Pertama, UU No. 1 tahun 1974 tentang Perkawinan memaknai perkawinan sejenis sebagai bukan ”perkawinan”. Pasal 1 UU Perkawinan menegaskan bahwa perkawinan adalah ikatan lahir batin antara seorang pria dan seorang wanita sebagai suami istri dengan tujuan membentuk keluarga atau rumah tangga yang bahagia dan kekal berdasarkan Ketuhanan Yang Mahaesa.
Ikatan selain antara pria dan wanita bukanlah ”perkawinan” menurut undang-undang. Tidak dapat dicatat dan diterbitkan buku nikah.
Kedua, perlu diselidiki kemungkinan bahwa dua buah buku nikah yang dipertontonkan oleh pasangan sejenis tersebut adalah palsu. Kepolisian patut menyelidiki dan menyidik kedua pria ”suami istri” tersebut. Terbuka kemungkinan untuk menjerat KUA yang terlibat kalau benar berita itu.
Ketiga, kedua pria ”suami istri” dalam video tersebut bila mempertontonkan buku nikah palsu, maka keduanya dinilai telah melakukan kebohongan (hoaks). Hal ini melanggar ketentuan sebagaimana diatur dalam UU No. 11 tahun 2008 tahun tentang ITE dan juga pasal 45A ayat (1) UU No 19 tahun 2016.
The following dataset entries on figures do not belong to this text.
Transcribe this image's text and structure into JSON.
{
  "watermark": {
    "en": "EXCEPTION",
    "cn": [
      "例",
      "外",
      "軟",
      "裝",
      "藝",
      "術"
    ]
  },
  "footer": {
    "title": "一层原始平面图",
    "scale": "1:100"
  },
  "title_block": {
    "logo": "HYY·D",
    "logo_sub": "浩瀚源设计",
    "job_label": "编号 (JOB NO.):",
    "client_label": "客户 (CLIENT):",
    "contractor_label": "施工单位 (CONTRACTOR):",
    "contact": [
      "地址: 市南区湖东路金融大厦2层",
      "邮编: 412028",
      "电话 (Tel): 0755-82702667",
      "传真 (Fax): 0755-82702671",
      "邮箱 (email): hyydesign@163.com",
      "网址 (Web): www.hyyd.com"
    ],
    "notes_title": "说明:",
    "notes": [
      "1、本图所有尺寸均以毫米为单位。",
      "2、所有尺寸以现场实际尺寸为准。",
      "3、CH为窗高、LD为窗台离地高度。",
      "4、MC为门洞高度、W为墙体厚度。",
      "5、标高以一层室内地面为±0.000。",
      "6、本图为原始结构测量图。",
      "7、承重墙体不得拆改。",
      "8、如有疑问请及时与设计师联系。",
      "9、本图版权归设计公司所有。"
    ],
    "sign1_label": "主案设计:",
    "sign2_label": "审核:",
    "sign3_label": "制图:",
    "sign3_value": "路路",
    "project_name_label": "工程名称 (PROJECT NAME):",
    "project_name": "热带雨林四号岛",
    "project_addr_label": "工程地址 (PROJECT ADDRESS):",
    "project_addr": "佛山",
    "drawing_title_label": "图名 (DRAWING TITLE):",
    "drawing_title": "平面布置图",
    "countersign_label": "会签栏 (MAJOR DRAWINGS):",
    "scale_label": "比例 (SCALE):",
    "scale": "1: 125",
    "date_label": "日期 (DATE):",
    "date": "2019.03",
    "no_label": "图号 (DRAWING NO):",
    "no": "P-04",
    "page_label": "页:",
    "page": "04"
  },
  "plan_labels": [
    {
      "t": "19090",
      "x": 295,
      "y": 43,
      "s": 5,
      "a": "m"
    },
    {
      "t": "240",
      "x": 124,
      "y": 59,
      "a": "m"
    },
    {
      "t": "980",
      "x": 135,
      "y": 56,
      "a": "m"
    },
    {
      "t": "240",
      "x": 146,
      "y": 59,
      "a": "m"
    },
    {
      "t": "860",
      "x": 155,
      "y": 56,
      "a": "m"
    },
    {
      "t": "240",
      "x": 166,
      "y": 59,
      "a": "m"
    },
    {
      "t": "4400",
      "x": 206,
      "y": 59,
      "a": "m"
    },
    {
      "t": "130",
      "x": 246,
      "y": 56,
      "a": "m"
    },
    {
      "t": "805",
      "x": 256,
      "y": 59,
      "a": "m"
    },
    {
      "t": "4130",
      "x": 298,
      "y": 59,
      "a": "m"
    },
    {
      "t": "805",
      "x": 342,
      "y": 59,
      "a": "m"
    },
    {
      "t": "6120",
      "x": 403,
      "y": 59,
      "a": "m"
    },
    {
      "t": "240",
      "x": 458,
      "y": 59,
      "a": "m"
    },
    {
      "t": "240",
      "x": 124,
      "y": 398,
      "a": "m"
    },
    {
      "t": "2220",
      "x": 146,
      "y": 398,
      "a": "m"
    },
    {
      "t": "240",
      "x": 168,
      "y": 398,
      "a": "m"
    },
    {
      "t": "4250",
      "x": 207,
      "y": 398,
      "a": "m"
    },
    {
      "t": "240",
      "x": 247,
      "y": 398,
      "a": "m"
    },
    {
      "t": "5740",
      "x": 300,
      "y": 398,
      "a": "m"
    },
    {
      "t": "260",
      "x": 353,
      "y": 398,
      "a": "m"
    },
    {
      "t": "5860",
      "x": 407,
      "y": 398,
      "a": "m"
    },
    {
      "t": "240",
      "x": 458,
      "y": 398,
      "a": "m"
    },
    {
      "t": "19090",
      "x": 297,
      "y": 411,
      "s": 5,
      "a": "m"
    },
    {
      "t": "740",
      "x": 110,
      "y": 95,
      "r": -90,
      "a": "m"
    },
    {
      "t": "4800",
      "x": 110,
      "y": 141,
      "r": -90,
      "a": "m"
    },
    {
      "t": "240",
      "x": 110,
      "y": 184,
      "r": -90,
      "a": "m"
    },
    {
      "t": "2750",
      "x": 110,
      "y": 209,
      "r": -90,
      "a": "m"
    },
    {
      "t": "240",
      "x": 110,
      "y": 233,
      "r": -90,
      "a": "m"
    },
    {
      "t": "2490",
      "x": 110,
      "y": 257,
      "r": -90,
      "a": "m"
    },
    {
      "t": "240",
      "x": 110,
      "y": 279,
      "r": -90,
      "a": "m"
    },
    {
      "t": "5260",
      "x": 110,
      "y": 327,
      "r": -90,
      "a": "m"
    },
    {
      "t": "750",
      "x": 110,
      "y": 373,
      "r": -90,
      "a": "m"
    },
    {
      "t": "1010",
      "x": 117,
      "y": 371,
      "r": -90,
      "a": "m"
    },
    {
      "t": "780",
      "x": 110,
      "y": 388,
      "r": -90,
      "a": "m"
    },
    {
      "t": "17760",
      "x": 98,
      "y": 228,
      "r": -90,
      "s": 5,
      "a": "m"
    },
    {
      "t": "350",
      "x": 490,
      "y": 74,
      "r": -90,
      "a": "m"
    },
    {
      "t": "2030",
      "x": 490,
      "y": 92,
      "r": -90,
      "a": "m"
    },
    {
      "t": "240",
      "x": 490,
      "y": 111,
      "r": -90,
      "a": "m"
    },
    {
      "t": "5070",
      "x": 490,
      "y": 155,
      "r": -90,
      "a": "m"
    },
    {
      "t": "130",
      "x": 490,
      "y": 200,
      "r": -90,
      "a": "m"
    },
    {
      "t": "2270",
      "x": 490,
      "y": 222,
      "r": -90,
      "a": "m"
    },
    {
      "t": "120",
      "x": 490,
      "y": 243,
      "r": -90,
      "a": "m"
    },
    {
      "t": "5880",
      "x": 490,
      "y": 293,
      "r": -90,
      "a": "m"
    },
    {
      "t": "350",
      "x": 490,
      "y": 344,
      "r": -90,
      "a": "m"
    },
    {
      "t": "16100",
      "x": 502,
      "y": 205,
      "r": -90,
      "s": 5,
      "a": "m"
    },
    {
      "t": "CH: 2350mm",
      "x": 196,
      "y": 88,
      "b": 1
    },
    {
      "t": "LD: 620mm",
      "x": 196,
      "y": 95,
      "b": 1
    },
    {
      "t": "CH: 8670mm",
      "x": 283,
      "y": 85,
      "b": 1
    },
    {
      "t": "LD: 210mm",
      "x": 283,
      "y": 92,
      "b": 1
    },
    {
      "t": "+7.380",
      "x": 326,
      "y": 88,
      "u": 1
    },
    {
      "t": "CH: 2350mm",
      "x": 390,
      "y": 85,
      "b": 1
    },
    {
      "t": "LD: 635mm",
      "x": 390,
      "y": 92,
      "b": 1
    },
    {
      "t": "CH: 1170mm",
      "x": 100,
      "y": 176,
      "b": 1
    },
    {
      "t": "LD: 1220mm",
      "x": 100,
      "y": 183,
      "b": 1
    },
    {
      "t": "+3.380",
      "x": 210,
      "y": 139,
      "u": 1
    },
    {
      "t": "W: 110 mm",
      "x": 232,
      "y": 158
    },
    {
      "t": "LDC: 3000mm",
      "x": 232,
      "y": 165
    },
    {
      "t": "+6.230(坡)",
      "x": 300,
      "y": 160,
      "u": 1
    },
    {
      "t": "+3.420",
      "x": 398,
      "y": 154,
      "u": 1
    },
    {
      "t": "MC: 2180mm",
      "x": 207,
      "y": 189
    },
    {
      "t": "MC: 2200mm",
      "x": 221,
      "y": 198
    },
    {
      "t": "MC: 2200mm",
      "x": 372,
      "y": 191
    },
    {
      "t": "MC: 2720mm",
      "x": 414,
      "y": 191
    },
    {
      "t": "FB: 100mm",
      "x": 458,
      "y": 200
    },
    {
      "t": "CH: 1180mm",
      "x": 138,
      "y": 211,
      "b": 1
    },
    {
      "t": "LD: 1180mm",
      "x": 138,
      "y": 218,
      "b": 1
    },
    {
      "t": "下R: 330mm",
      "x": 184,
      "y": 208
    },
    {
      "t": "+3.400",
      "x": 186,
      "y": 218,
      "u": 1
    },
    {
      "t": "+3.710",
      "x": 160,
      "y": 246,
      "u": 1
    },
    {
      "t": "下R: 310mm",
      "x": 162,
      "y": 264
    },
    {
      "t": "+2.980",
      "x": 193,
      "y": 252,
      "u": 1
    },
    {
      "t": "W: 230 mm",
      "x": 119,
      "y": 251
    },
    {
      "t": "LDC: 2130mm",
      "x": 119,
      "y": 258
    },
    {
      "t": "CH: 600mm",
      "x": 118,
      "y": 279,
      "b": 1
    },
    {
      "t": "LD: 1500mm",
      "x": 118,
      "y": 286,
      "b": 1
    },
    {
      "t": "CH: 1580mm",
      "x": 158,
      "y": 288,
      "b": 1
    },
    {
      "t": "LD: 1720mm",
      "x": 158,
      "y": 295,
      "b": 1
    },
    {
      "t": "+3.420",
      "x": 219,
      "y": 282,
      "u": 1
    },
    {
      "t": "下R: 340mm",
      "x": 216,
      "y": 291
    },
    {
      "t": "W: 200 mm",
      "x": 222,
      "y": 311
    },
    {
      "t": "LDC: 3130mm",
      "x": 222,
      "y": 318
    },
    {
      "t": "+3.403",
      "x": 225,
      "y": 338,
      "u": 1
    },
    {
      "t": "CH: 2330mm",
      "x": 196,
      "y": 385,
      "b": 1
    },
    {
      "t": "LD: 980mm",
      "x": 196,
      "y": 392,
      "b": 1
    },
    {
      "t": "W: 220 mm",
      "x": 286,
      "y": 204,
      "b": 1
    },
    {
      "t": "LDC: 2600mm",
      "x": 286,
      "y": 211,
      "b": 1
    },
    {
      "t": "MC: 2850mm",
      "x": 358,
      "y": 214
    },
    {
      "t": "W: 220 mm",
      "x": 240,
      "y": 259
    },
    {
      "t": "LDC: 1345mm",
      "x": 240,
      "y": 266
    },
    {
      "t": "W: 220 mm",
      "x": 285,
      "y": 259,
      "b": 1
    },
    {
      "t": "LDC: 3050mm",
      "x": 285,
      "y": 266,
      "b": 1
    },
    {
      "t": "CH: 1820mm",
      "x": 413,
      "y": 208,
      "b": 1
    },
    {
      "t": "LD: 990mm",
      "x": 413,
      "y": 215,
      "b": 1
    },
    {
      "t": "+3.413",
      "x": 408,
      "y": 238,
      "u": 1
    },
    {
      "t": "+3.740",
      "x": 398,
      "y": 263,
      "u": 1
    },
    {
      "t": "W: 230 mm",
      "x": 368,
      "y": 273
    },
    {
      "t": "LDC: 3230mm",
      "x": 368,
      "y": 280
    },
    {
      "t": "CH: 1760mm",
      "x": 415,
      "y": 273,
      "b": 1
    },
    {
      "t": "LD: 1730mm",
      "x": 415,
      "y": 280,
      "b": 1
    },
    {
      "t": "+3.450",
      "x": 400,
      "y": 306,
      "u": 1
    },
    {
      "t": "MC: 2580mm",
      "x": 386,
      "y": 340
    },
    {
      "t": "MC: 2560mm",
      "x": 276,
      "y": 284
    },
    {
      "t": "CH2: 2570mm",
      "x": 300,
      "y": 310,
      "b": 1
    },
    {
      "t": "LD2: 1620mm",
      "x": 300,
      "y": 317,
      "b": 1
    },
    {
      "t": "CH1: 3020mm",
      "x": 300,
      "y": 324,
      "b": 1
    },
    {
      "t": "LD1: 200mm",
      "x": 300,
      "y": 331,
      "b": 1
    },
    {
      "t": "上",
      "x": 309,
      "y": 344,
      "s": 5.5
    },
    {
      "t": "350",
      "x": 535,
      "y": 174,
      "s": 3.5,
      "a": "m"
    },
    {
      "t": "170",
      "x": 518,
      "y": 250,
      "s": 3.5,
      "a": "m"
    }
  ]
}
Rasanya semakin aneh saja perilaku warga negara di negara Pancasila ini. Bisa-bisanya perbuatan yang jelas-jelas dilarang agama secara demonstratif dipublikasikan dengan nyaman dan tanpa rasa salah. Dengan buku nikah segala.
Hal seperti ini tentu tidak boleh dibiarkan apalagi sampai dilegalisasi.
Hukum harus bertindak untuk mencegah pembentukan kultur menyimpang dari kaum pengundang azab. Sanksi harus diberikan sebagai pelajaran dan efek jera baik bagi yang bersangkutan maupun pasangan lainnya.
LGBT adalah kejahatan. Tidak boleh ada kekosongan hukum untuk menjerat perilaku menyimpang yang merusak adab dan martabat kemanusiaan serta mengganggu ketentraman bersama.
Ketika asas Ketuhanan Yang Mahaesa dipinggirkan dan dikecilkan maka manusia cenderung semakin biadab. Berbuat semaunya dengan menyiasati etika ataupun aturan hukum.
Tantangan pasangan sejenis berbuku nikah harus dijawab tegas dengan mengusut dan mematikan langkah. Perbuatan keji dari manusia-manusia yang berperilaku hewani.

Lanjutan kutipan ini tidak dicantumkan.